Chicken tetrazzini
4
Points®
Total time: 1 hr 10 min • Prep: 25 min • Cook: 45 min • Serves: 8 • Difficulty: Easy
With its rich-tasting sauce made of sour cream and cheesy topping, this creamy Italian specialty will easily become a family favorite. Its large yield is perfect for planning leftovers or for serving a crowd. The tarragon vinegar infuses a nice herbal note into the sautéed vegetables. Look for it on the condiment aisle alongside the other vinegar varieties at your supermarket. If you can’t find it, feel free to use white wine vinegar instead. We’ve used egg noodles here, but spaghetti noodles will work too. Pair this comforting casserole with a garden salad dressed with a balsamic vinaigrette to complete the meal.


Ingredients
Uncooked whole wheat pasta
12 oz, use whole-wheat egg noodles
Cooking spray
1 spray(s)
Fat free margarine
2 Tbsp, divided
Vinegar
3 Tbsp, tarragon-flavored
Mushrooms
1 pound(s), sliced (about 6 cups)
Fat free chicken broth
1½ cup(s)
Fat free skim milk
1 cup(s)
Arrowroot starch (flour)
4 tsp
Dried thyme
1 tsp
Dried tarragon
1 tsp
Table salt
½ tsp, or more to taste
Black pepper
¼ tsp, or more to taste
Fat free sour cream
¼ cup(s)
Cooked skinless boneless chicken breast
3 cup(s), chopped, cut into bite-sized pieces
Frozen peas and carrots
1 cup(s), thawed
Grated Parmesan cheese
3 tsp
Instructions
1
Cook noodles according to package directions with added salt; drain and set aside.
2
Preheat oven to 375°F. Coat a 9 X 13-inch pan with cooking spray.
3
Heat 1 tablespoon of margarine and vinegar together in a large nonstick skillet over medium heat. Add mushrooms; cook until soft, stirring, about 5 minutes. Remove mushrooms and set aside.
4
Whisk broth, milk and arrowroot together in a medium-size saucepan until smooth.
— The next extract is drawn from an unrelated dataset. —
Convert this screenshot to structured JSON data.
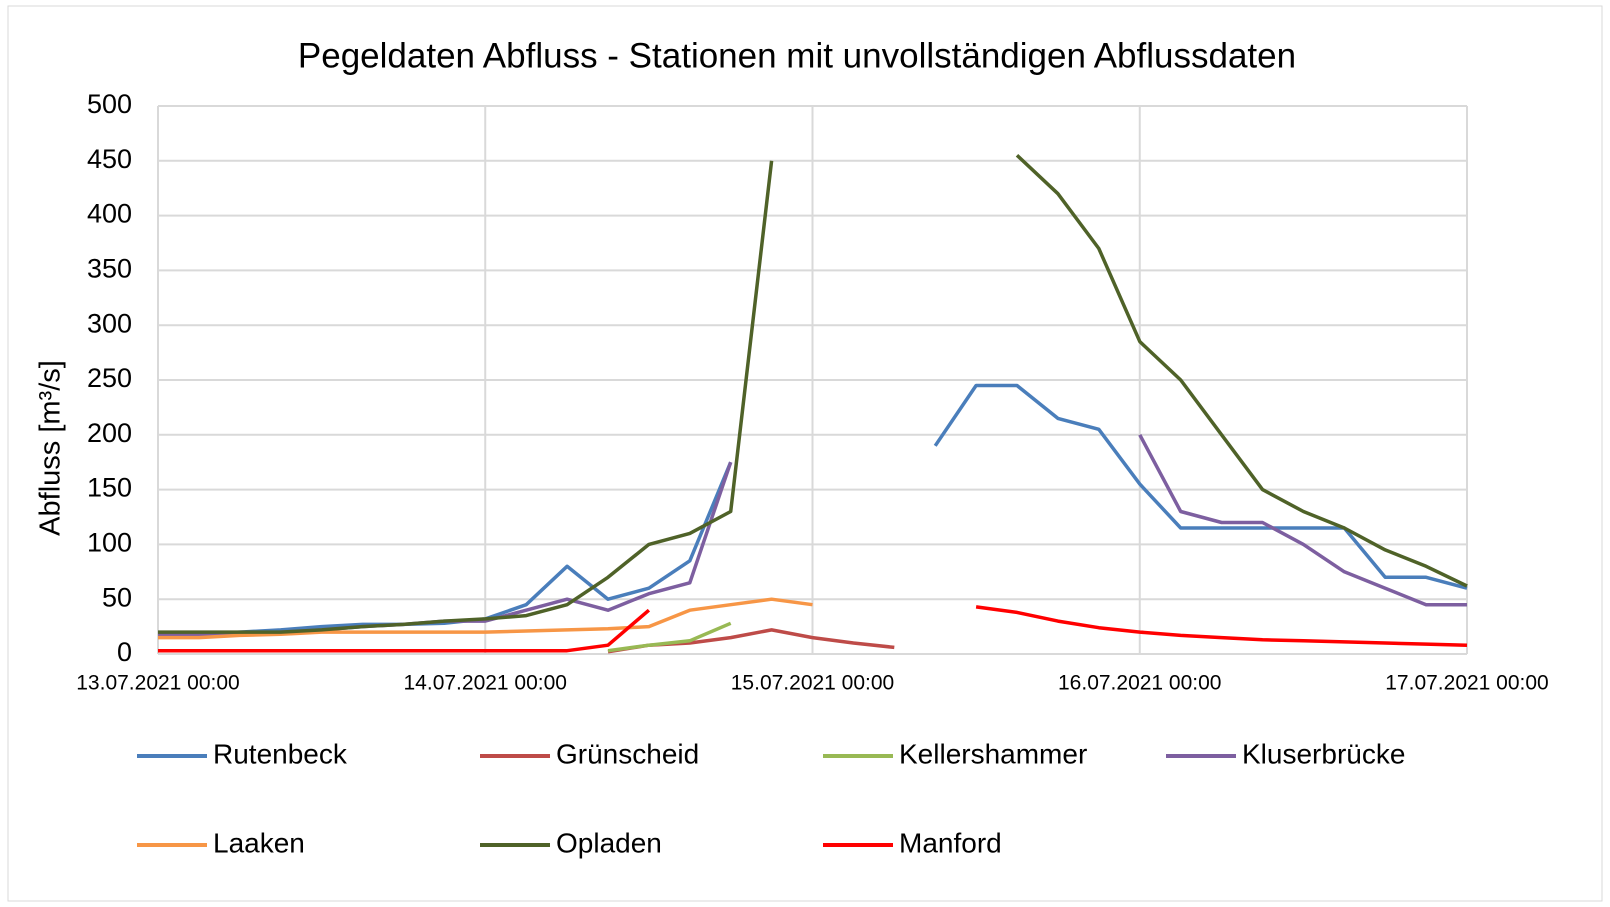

Stir in remaining tablespoon of margarine; set over medium heat. Cook, stirring with a wooden spoon, until thickened and boiling, about 8 minutes. Stir in thyme, tarragon, salt and pepper. Remove sauce from heat; stir in sour cream.
5
Combine cooked noodles, chicken, mushrooms, peas and carrots, and sauce together in a large bowl. Pour into prepared pan; sprinkle with grated topping. Bake until bubbling and hot, and top is starting to brown, about 20 minutes. Slice into 8 pieces and serve.